On the Road, Again

If you’re interested in Stealth Software I have a couple of programs to tell you about. No, you won’t become invisible or undetectable.

You may be able to find your notebook if it’s lost or stolen though. These programs reside on your notebook and send a stealth message to the software company’s servers when your computer is connected to the internet. You will not notice the software in the Disk Directory, Task Manager or Control Panel. You won’t find them if you check the Windows Registry either. The software is compatible with Windows 98, Me, NT 4.0, 2000 and XP and can be used on your notebook and desktop. They also work with most versions of the Apple Operating System. If you’re interested, check out PC PhoneHome at www.pcphonehome.com and XTool Computer Tracker at www.stealthsignal.com.

I’ve been doing some research on fingerprint readers lately, you know, those USB devices that secure your computer. I’ve seen a few in the $50 range but I’m afraid I’ll misplace the device and I won’t be able to get onto my computer. Anyway, I like the idea that you don’t have to remember lots of passwords when you have your computer password protected. I guess I’ll do some more research and see how these devices shake out. If you have any experience with fingerprint readers email me and let me know what you’ve learned.

At the latest Intel Developers Forum, Intel predicted major gains in mobile technology, including substantial increases in battery life. New chips, batteries and displays should add up to about eight hours of performance in light portables by the end of the decade. Intel’s next notebook platform, code-named Sonoma, will have the latest Pentium M processor, the Alviso support chip (due out early next year) and Intel’s 802.11a/b/g adapter. Some info on their first dual-core mobile processor code-named Yonah were also revealed. This dual-core processor will be a major component of the new Centrino platform, code-named Napa. Sort of makes you feel like your reading a national security document doesn’t it? Also included in Napa will be a support chip with integrated graphics, the IGH7-M I/O controller with up to six PCI Express ports and enhanced power management and mini card wireless device named Golan. Intel says that “Napa will have most of the experience of a desktop.”

Verbatim (www.verbatim.com) has the Store’nGo USB HD Drive with 2.1 Gigabytes of storage. The Store’nGo weighs 1.8 ounces and is priced at $249.

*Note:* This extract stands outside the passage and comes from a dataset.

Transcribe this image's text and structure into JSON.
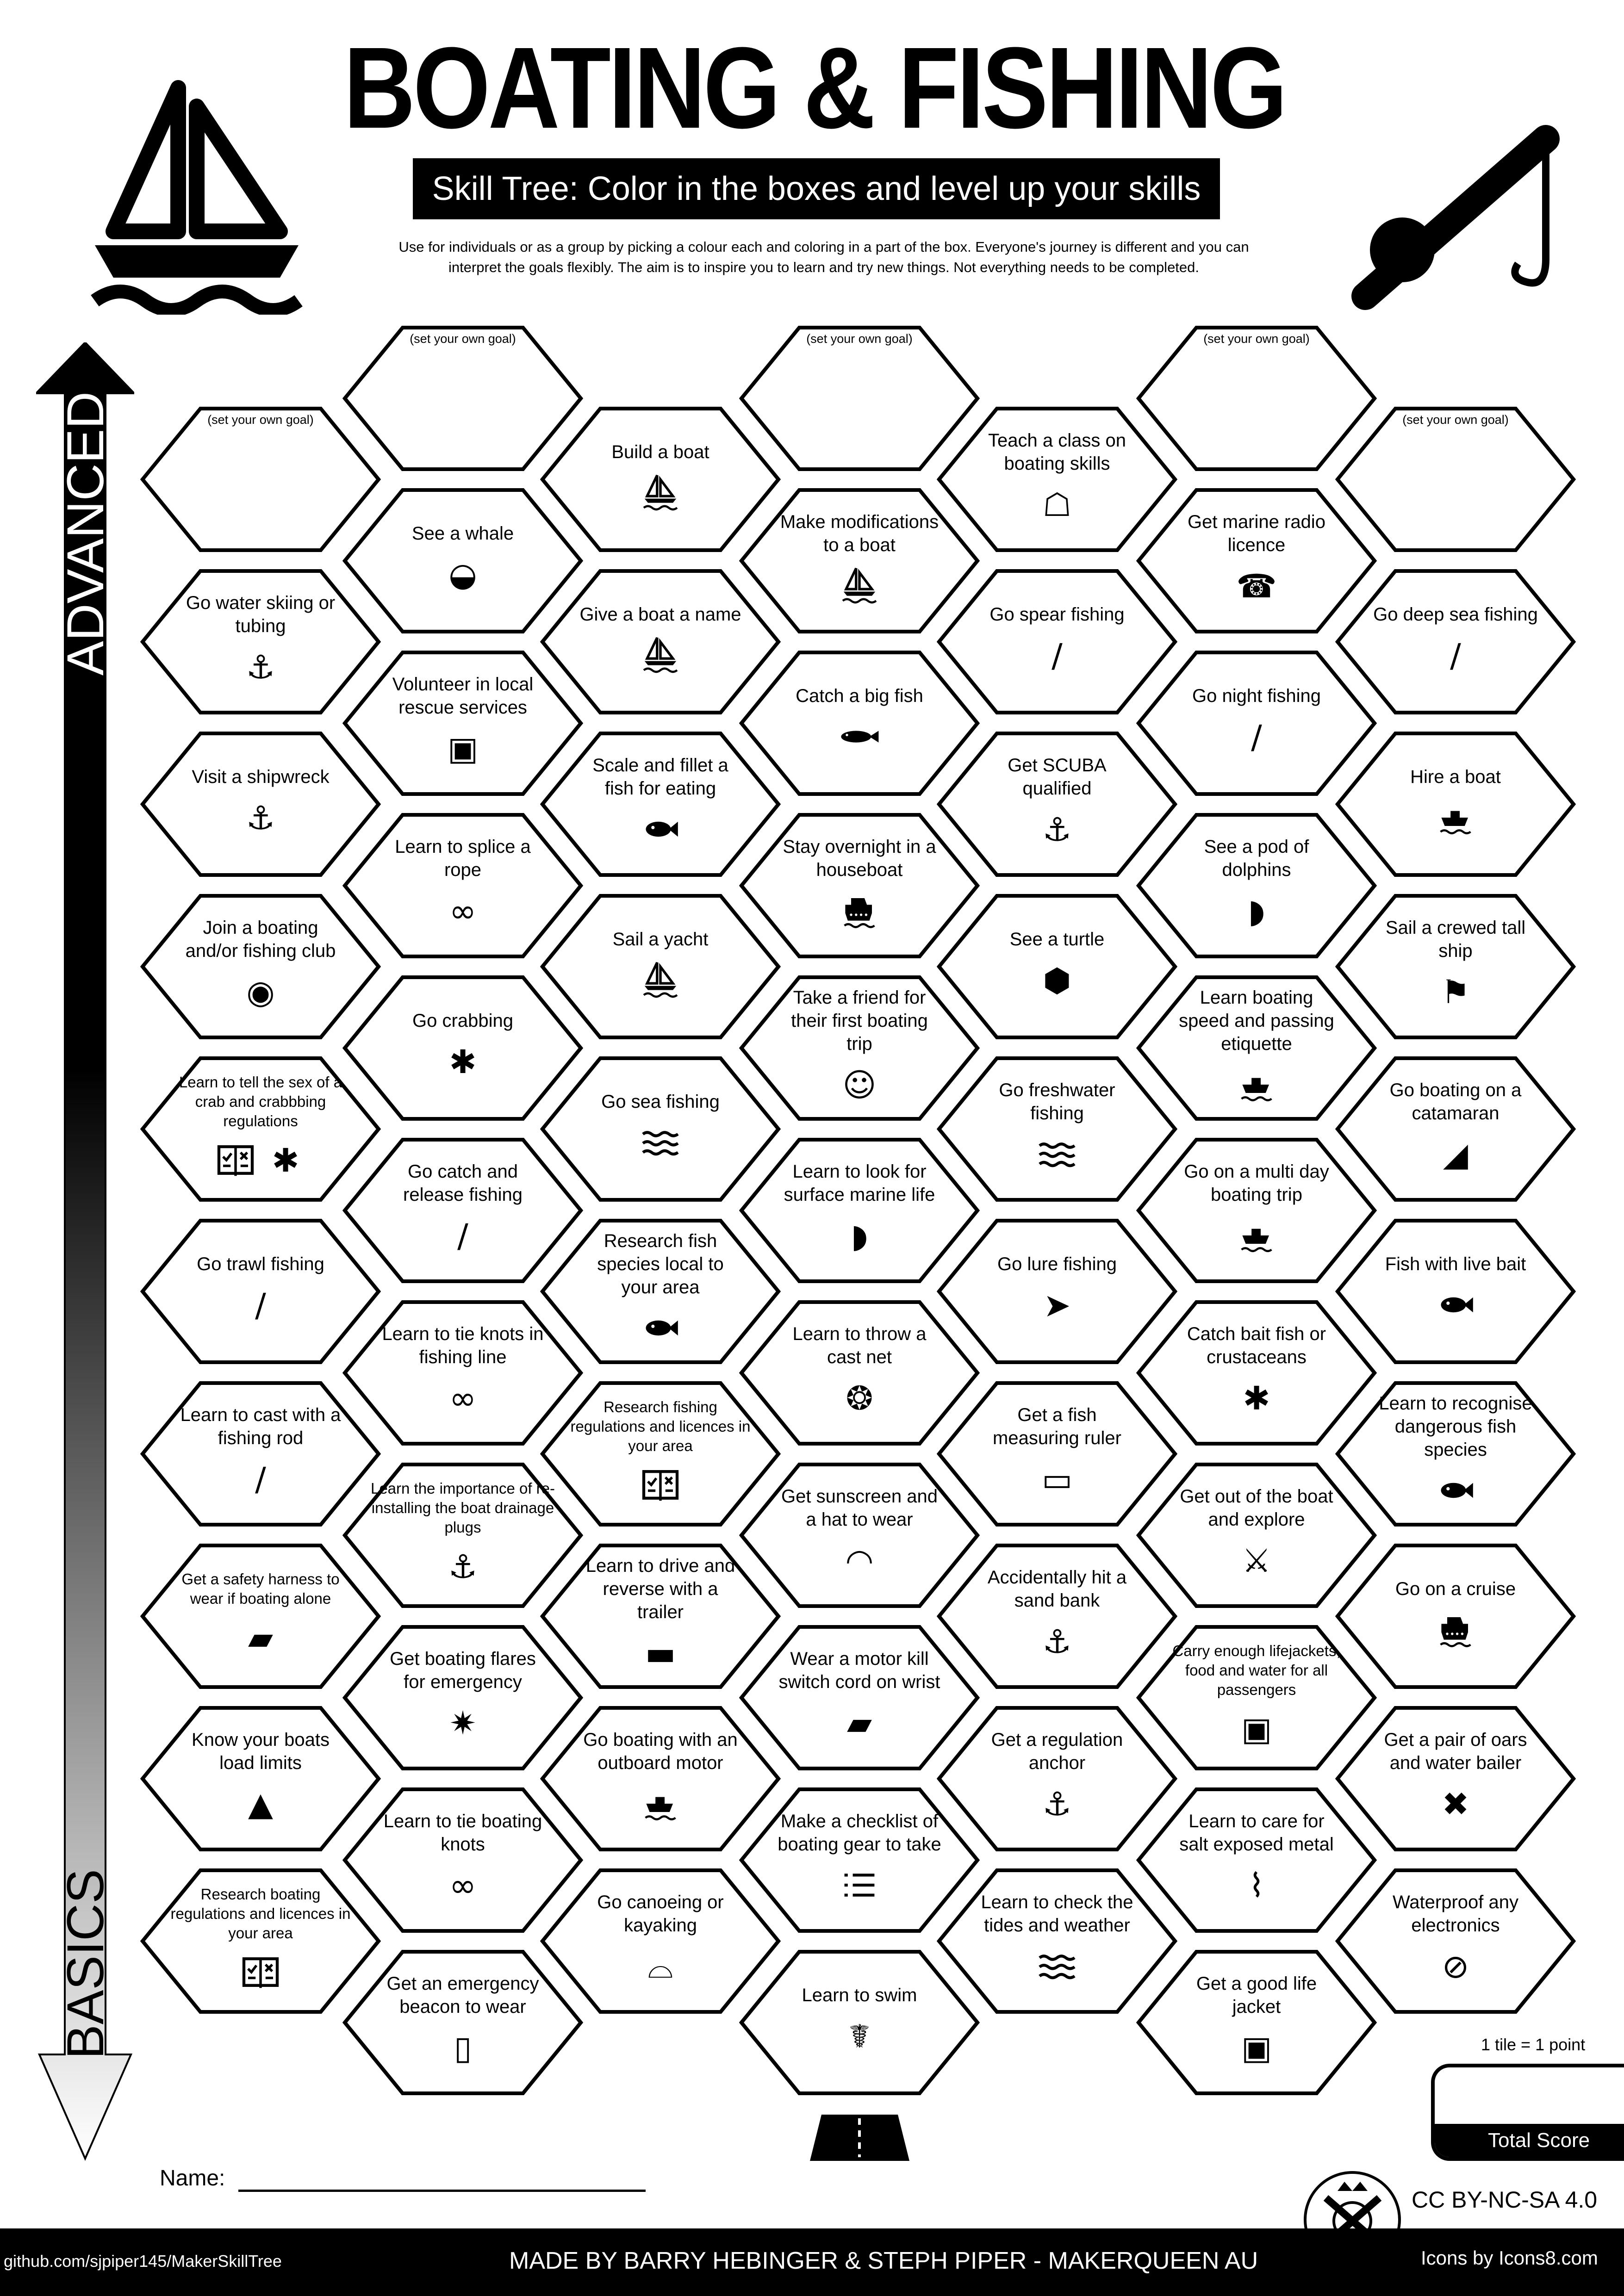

Take a look at Toshiba’s (www.toshiba.com) Satellite P35 notebook models. Toshiba calls them “the gamer’s pc.” They have three models to choose from: the S611; the S6111; and the S629. There are some differences in these models besides the prices. Toshiba’s on-line prices are $1,749 for the S611, $1,829 for the S6111 and $1,999 for the S629. I’ve just acquired a S611 so I’ll concentrate of this particular model. The S611 has a Mobile Intel Pentium 4 processor 548 supporting HT technology (3.33 Gigahertz), 1 Megabyte of L2 cache, 533 Megabyte FSB, 512 Megabytes of PC 2700 DDR333 SDRAM (256MBx2), a 17 inch Wide-screen XGA with TruBrite Technology (1440 X 900) (it’s awesome), ATI Mobility Radeon 9000 IGP with 64 Megabytes of shared memory (user adjustable to 128 Megabytes), a 100 Gigabyte hard drive (operating at 4200rpm), a DVD SuperMulti drive (you know, DVD±RW/R & CD-RW/R, etc.), an Atheros 802.11bg wireless LAN port supporting Atheros SuperG Technology, three USB ports, an iLink IEEE 1394 port, a 5-in-1 Media Bridge port, a TV-Out (S-Video) port, a 10/100 Ethernet connection and a V.92 (56K) modem. Also included are Windows XP Home, Microsoft Works, Microsoft Office OneNote, ArcSoft ShowBiz DVD Version 1.3 and Sonic Solutions. The S6111 has Windows XP Professional while the S629 has the Home Edition and a Radon 9700 discrete graphics chip. So far, I find the S611 to be an awesome machine. These notebooks do not come with a floppy drive so you’ll have to get an external USB floppy drive if you happen to have lots of stuff on floppies (like I do). They’re reasonably priced (unless you want a recognizable brand name).

If you have all kinds of media cards for your cameras, PDAs, etc. you may be interested in the USB devices I’ve found that allow you to insert your media card in the device and plug it into the USB port on your notebook. No cables, power or drivers are required. Windows recognizes these devices as a low speed USB device (1.0). Windows then assigns a drive letter to the device and you’re ready to go. The various sizes of devices are all priced at $9.99.